Until about 10 years ago, the standard Japanese image of kids of mixed blood was that they were 1) gorgeous, 2) rich and 3) able to live in Japan with none of the kinks and hang out at Azabu clubs when they were 13. In high school, my girlfriends scorned their own Japanese heritage. The common reply to what we wanted to be when we graduated was "gaijin" (foreigner). Failing that, the next best option was to marry a gaijin and bear hāfu (mixed-race) kids, who would then automatically go on to have brilliant careers as newscasters or supermodels.
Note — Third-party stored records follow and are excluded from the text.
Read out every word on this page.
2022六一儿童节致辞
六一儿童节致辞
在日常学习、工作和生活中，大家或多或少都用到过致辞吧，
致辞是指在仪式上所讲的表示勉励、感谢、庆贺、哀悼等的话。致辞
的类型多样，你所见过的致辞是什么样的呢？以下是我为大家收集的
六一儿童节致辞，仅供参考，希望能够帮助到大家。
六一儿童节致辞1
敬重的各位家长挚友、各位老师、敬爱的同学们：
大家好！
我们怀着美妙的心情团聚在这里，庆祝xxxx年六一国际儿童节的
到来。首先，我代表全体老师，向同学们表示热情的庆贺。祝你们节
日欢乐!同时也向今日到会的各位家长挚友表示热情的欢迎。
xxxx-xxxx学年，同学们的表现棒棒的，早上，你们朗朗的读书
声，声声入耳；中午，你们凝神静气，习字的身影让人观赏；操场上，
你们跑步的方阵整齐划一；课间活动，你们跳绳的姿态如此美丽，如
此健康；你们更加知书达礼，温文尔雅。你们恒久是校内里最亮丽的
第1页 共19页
Megumi Nishikura and Lara Perez Takagi's documentary "Hafu" shows quite a different picture. "One of the reasons we made this film," Nishikura tells The Japan Times, "is that the growing number of hāfu here are not celebrities or models. We wanted to put a hole in the stereotype of hāfu — to show that not everyone is Caucasian, well-to-do and beautiful. There are a lot of people who aren't like that, who are struggling with the language, with life in Japan and with their own identities."
Both the filmmakers, who each have a background in documentaries, are mixed-race. Perez Takagi was born to a Japanese mother and Spanish father, and her childhood was divided by vacations spent in Japan at her grandmother's house in Chiba and daily home life in Madrid.